Et cette jeunesse, Charlie, qui n’aime guère la France ou rêve d’un combat ethnico-religieux qui donne un sens à sa vie, comme le firent jadis le communisme et l’anarchisme pour certains jeunes prolétaires et jeunes bourgeois, que doit-on en penser ? La « faute à » la pauvreté sans doute ? Plus compliqué, Charlie, plus compliqué… L’explication comme quoi la France ne fut pas assez accueillante pour les parents et s’avère discriminante pour les enfants me laisse sur ma faim. Il y a de cela, bien sûr.

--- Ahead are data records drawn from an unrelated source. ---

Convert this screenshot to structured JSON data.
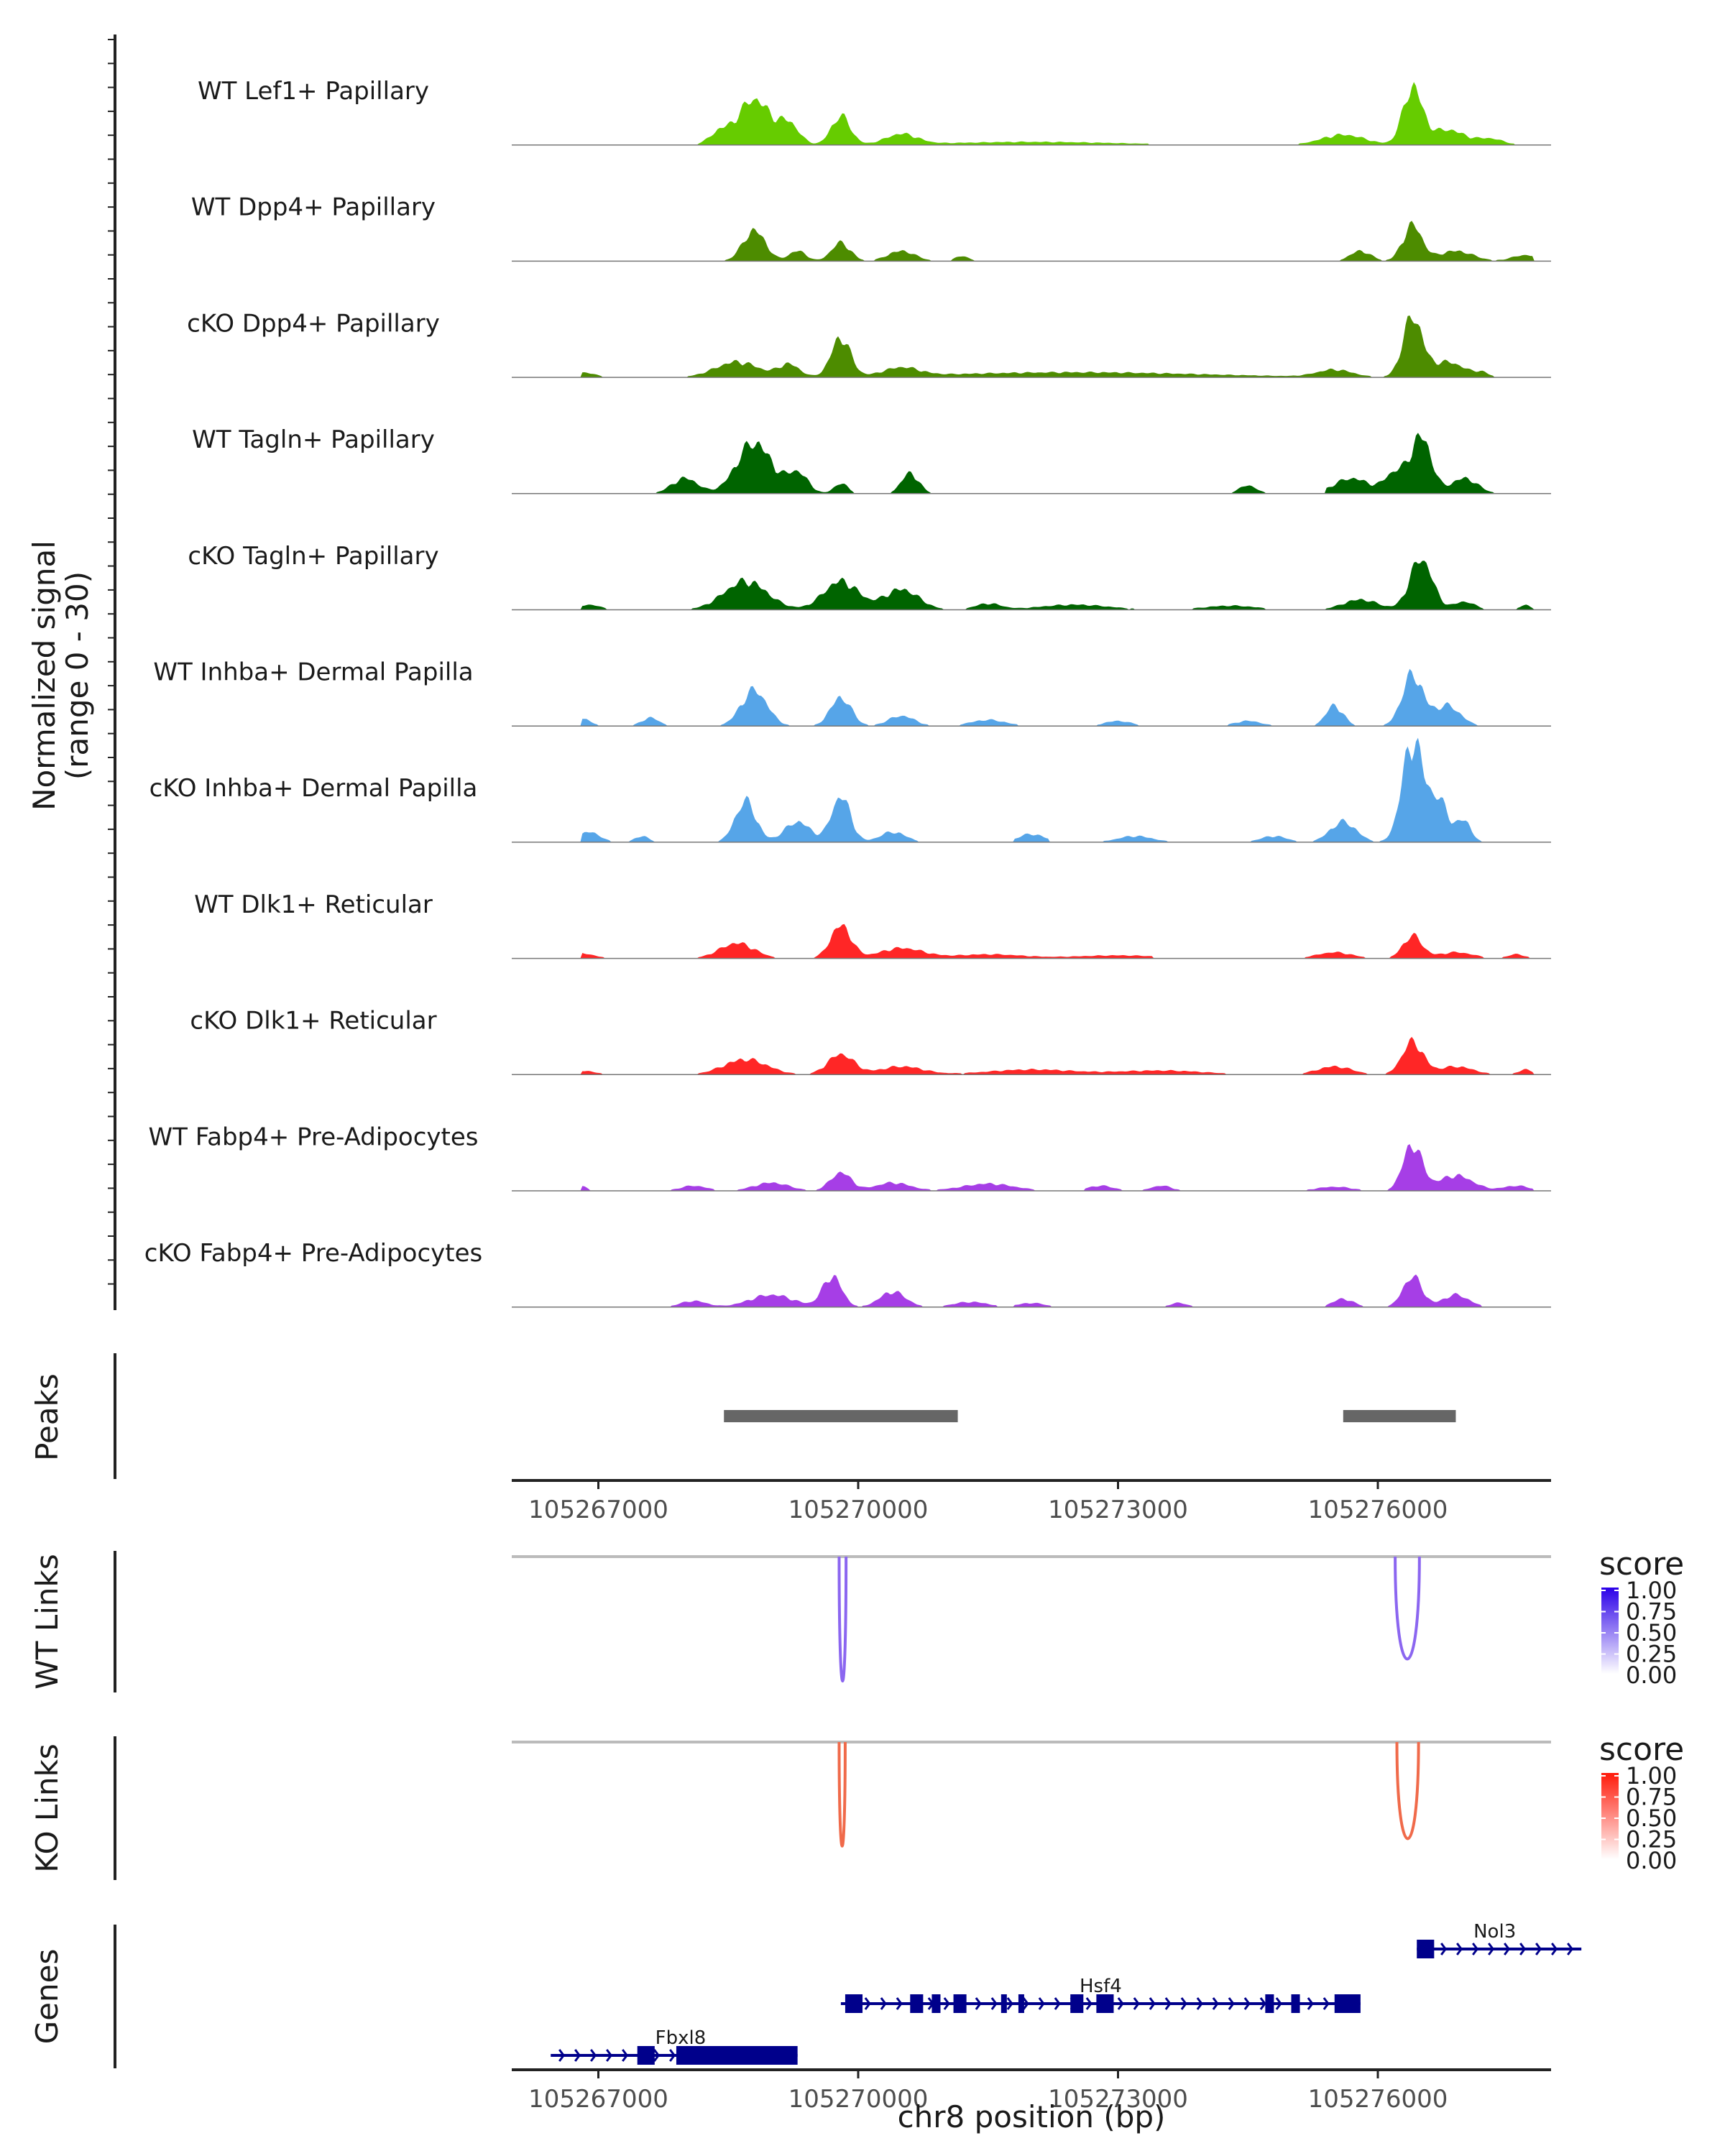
{
  "chart_data": {
    "type": "genome-browser coverage",
    "region": {
      "chrom": "chr8",
      "start": 105266000,
      "end": 105278000
    },
    "coverage": {
      "y_title_line1": "Normalized signal",
      "y_title_line2": "(range 0 - 30)",
      "ylim": [
        0,
        30
      ],
      "tracks": [
        {
          "name": "WT Lef1+ Papillary",
          "color": "#66cc00",
          "peaks": [
            [
              105268400,
              0.12,
              120
            ],
            [
              105268800,
              0.45,
              180
            ],
            [
              105269200,
              0.2,
              120
            ],
            [
              105269800,
              0.28,
              110
            ],
            [
              105270500,
              0.1,
              180
            ],
            [
              105272000,
              0.03,
              1000
            ],
            [
              105275600,
              0.1,
              250
            ],
            [
              105276400,
              0.55,
              110
            ],
            [
              105276800,
              0.15,
              200
            ],
            [
              105277300,
              0.06,
              150
            ]
          ],
          "gaps": []
        },
        {
          "name": "WT Dpp4+ Papillary",
          "color": "#4d8c00",
          "peaks": [
            [
              105266700,
              0.05,
              30
            ],
            [
              105268800,
              0.3,
              130
            ],
            [
              105269300,
              0.1,
              100
            ],
            [
              105269800,
              0.18,
              110
            ],
            [
              105270500,
              0.1,
              160
            ],
            [
              105271200,
              0.05,
              80
            ],
            [
              105275800,
              0.1,
              120
            ],
            [
              105276400,
              0.35,
              110
            ],
            [
              105276900,
              0.1,
              200
            ],
            [
              105277700,
              0.06,
              150
            ]
          ],
          "gaps": [
            [
              105266850,
              105268200
            ],
            [
              105271500,
              105275200
            ]
          ]
        },
        {
          "name": "cKO Dpp4+ Papillary",
          "color": "#4d8c00",
          "peaks": [
            [
              105266800,
              0.05,
              150
            ],
            [
              105268600,
              0.15,
              250
            ],
            [
              105269200,
              0.12,
              120
            ],
            [
              105269800,
              0.38,
              110
            ],
            [
              105270500,
              0.08,
              200
            ],
            [
              105272500,
              0.05,
              1500
            ],
            [
              105275500,
              0.07,
              200
            ],
            [
              105276400,
              0.58,
              110
            ],
            [
              105276800,
              0.15,
              200
            ],
            [
              105277200,
              0.04,
              80
            ]
          ],
          "gaps": []
        },
        {
          "name": "WT Tagln+ Papillary",
          "color": "#006400",
          "peaks": [
            [
              105268000,
              0.15,
              150
            ],
            [
              105268800,
              0.5,
              200
            ],
            [
              105269300,
              0.2,
              120
            ],
            [
              105269800,
              0.1,
              80
            ],
            [
              105270600,
              0.2,
              100
            ],
            [
              105274500,
              0.08,
              100
            ],
            [
              105275700,
              0.15,
              200
            ],
            [
              105276200,
              0.2,
              120
            ],
            [
              105276500,
              0.55,
              120
            ],
            [
              105277000,
              0.15,
              150
            ]
          ],
          "gaps": [
            [
              105270900,
              105274200
            ],
            [
              105274800,
              105275400
            ]
          ]
        },
        {
          "name": "cKO Tagln+ Papillary",
          "color": "#006400",
          "peaks": [
            [
              105266900,
              0.05,
              120
            ],
            [
              105268700,
              0.28,
              250
            ],
            [
              105269800,
              0.28,
              200
            ],
            [
              105270500,
              0.2,
              200
            ],
            [
              105271500,
              0.06,
              150
            ],
            [
              105272500,
              0.05,
              400
            ],
            [
              105274300,
              0.04,
              300
            ],
            [
              105275800,
              0.1,
              200
            ],
            [
              105276500,
              0.5,
              130
            ],
            [
              105277000,
              0.08,
              120
            ],
            [
              105277700,
              0.05,
              60
            ]
          ],
          "gaps": []
        },
        {
          "name": "WT Inhba+ Dermal Papilla",
          "color": "#56a5e8",
          "peaks": [
            [
              105266800,
              0.08,
              100
            ],
            [
              105267600,
              0.08,
              100
            ],
            [
              105268800,
              0.35,
              150
            ],
            [
              105269800,
              0.28,
              120
            ],
            [
              105270500,
              0.1,
              150
            ],
            [
              105271500,
              0.06,
              200
            ],
            [
              105273000,
              0.05,
              150
            ],
            [
              105274500,
              0.05,
              150
            ],
            [
              105275500,
              0.2,
              100
            ],
            [
              105276400,
              0.5,
              120
            ],
            [
              105276800,
              0.2,
              150
            ],
            [
              105277900,
              0.04,
              60
            ]
          ],
          "gaps": []
        },
        {
          "name": "cKO Inhba+ Dermal Papilla",
          "color": "#56a5e8",
          "peaks": [
            [
              105266900,
              0.1,
              120
            ],
            [
              105267500,
              0.06,
              80
            ],
            [
              105268700,
              0.4,
              120
            ],
            [
              105269300,
              0.2,
              150
            ],
            [
              105269800,
              0.45,
              110
            ],
            [
              105270400,
              0.1,
              150
            ],
            [
              105272000,
              0.08,
              150
            ],
            [
              105273200,
              0.06,
              200
            ],
            [
              105274800,
              0.06,
              150
            ],
            [
              105275600,
              0.2,
              150
            ],
            [
              105276400,
              0.98,
              120
            ],
            [
              105276700,
              0.4,
              120
            ],
            [
              105277000,
              0.2,
              80
            ]
          ],
          "gaps": [
            [
              105267900,
              105268300
            ],
            [
              105270800,
              105271800
            ],
            [
              105272200,
              105272800
            ],
            [
              105273700,
              105274500
            ]
          ]
        },
        {
          "name": "WT Dlk1+ Reticular",
          "color": "#ff2626",
          "peaks": [
            [
              105266800,
              0.05,
              150
            ],
            [
              105268600,
              0.15,
              200
            ],
            [
              105269800,
              0.32,
              120
            ],
            [
              105270500,
              0.1,
              250
            ],
            [
              105271500,
              0.04,
              400
            ],
            [
              105273000,
              0.03,
              500
            ],
            [
              105275500,
              0.06,
              200
            ],
            [
              105276400,
              0.22,
              110
            ],
            [
              105276900,
              0.06,
              200
            ],
            [
              105277600,
              0.04,
              100
            ]
          ],
          "gaps": [
            [
              105273400,
              105274800
            ]
          ]
        },
        {
          "name": "cKO Dlk1+ Reticular",
          "color": "#ff2626",
          "peaks": [
            [
              105266800,
              0.04,
              150
            ],
            [
              105268700,
              0.15,
              250
            ],
            [
              105269800,
              0.2,
              150
            ],
            [
              105270500,
              0.08,
              250
            ],
            [
              105272000,
              0.05,
              500
            ],
            [
              105273500,
              0.04,
              500
            ],
            [
              105275500,
              0.08,
              200
            ],
            [
              105276400,
              0.32,
              120
            ],
            [
              105276900,
              0.08,
              200
            ],
            [
              105277700,
              0.05,
              80
            ]
          ],
          "gaps": []
        },
        {
          "name": "WT Fabp4+ Pre-Adipocytes",
          "color": "#a63ee6",
          "peaks": [
            [
              105266800,
              0.05,
              60
            ],
            [
              105268100,
              0.05,
              150
            ],
            [
              105269000,
              0.08,
              200
            ],
            [
              105269800,
              0.18,
              120
            ],
            [
              105270400,
              0.08,
              200
            ],
            [
              105271500,
              0.07,
              300
            ],
            [
              105272800,
              0.05,
              150
            ],
            [
              105273500,
              0.05,
              120
            ],
            [
              105275500,
              0.04,
              200
            ],
            [
              105276400,
              0.45,
              110
            ],
            [
              105276900,
              0.15,
              200
            ],
            [
              105277600,
              0.05,
              150
            ]
          ],
          "gaps": [
            [
              105266950,
              105267700
            ],
            [
              105272100,
              105272600
            ],
            [
              105273800,
              105275000
            ]
          ]
        },
        {
          "name": "cKO Fabp4+ Pre-Adipocytes",
          "color": "#a63ee6",
          "peaks": [
            [
              105268100,
              0.06,
              150
            ],
            [
              105269000,
              0.12,
              250
            ],
            [
              105269700,
              0.3,
              110
            ],
            [
              105270400,
              0.15,
              150
            ],
            [
              105271300,
              0.05,
              200
            ],
            [
              105272000,
              0.04,
              150
            ],
            [
              105273700,
              0.04,
              100
            ],
            [
              105275600,
              0.08,
              120
            ],
            [
              105276400,
              0.3,
              110
            ],
            [
              105276900,
              0.12,
              150
            ]
          ],
          "gaps": [
            [
              105266000,
              105267800
            ],
            [
              105271600,
              105271800
            ],
            [
              105272300,
              105273400
            ],
            [
              105273900,
              105274500
            ],
            [
              105274700,
              105275400
            ],
            [
              105277200,
              105278000
            ]
          ]
        }
      ]
    },
    "peaks_track": {
      "title": "Peaks",
      "regions": [
        [
          105268450,
          105271150
        ],
        [
          105275600,
          105276900
        ]
      ]
    },
    "x_axis": {
      "ticks": [
        105267000,
        105270000,
        105273000,
        105276000
      ],
      "tick_labels": [
        "105267000",
        "105270000",
        "105273000",
        "105276000"
      ]
    },
    "links": [
      {
        "title": "WT Links",
        "legend_title": "score",
        "legend_ticks": [
          "1.00",
          "0.75",
          "0.50",
          "0.25",
          "0.00"
        ],
        "color_high": "#2b00e8",
        "color_mid": "#8b66f0",
        "arcs": [
          [
            105269780,
            105269860,
            0.85
          ],
          [
            105276200,
            105276480,
            0.7
          ]
        ]
      },
      {
        "title": "KO Links",
        "legend_title": "score",
        "legend_ticks": [
          "1.00",
          "0.75",
          "0.50",
          "0.25",
          "0.00"
        ],
        "color_high": "#ff1a0a",
        "color_mid": "#f06a4a",
        "arcs": [
          [
            105269780,
            105269850,
            0.7
          ],
          [
            105276220,
            105276470,
            0.65
          ]
        ]
      }
    ],
    "genes": {
      "title": "Genes",
      "color": "#00008b",
      "items": [
        {
          "name": "Nol3",
          "strand": "+",
          "start": 105276450,
          "end": 105278350,
          "exons": [
            [
              105276450,
              105276650
            ]
          ],
          "row": 0,
          "label_pos": 105277350
        },
        {
          "name": "Hsf4",
          "strand": "+",
          "start": 105269800,
          "end": 105275800,
          "exons": [
            [
              105269850,
              105270050
            ],
            [
              105270600,
              105270750
            ],
            [
              105270850,
              105270950
            ],
            [
              105271100,
              105271250
            ],
            [
              105271650,
              105271700
            ],
            [
              105271850,
              105271900
            ],
            [
              105272450,
              105272600
            ],
            [
              105272750,
              105272950
            ],
            [
              105274700,
              105274800
            ],
            [
              105275000,
              105275100
            ],
            [
              105275500,
              105275800
            ]
          ],
          "row": 1,
          "label_pos": 105272800
        },
        {
          "name": "Fbxl8",
          "strand": "+",
          "start": 105266450,
          "end": 105269300,
          "exons": [
            [
              105267450,
              105267650
            ],
            [
              105267900,
              105269300
            ]
          ],
          "row": 2,
          "label_pos": 105267950
        }
      ],
      "x_title": "chr8 position (bp)"
    }
  }
}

Mais il faut garder à l’esprit réalité subjective (ce que les gens ressentent voire prétextent) et réalité objective. Car la France, ce n’est pas seulement l’exploitation et le racisme, c’est aussi la maison construite au bled pour une famille qui n’aurait jamais eu les moyens sans les salaires métropolitains, la promotion sociale pour un ou deux des enfants de la fratrie, en dépit de l’échec absolu ou relatif des autres, la santé et l’éducation gratuites malgré les défaillances et les limites de l’Etat providence, la débrouillardise de certains qui s’appuient sur leur présence ici et leurs liens là-bas pour développer un Bisness rentable (la mondialisation ne dessert pas tout le monde, y compris en milieu populaire), etc.

 

Vois-tu Charlie, c’est tout cela qui a jailli des canons des fusils d’assaut made in Russie, tuant presque vingt personnes, et pas seulement le fanatisme politico-religieux. Car si une leçon doit être tirée de cette tuerie, c’est bien celle qui nous dit que le politiquement correct ne protège plus de rien.

 

 

*Merci à Max et à Randy pour la discussion enrichissante que j’ai eue avec chacun d’eux sur le sujet.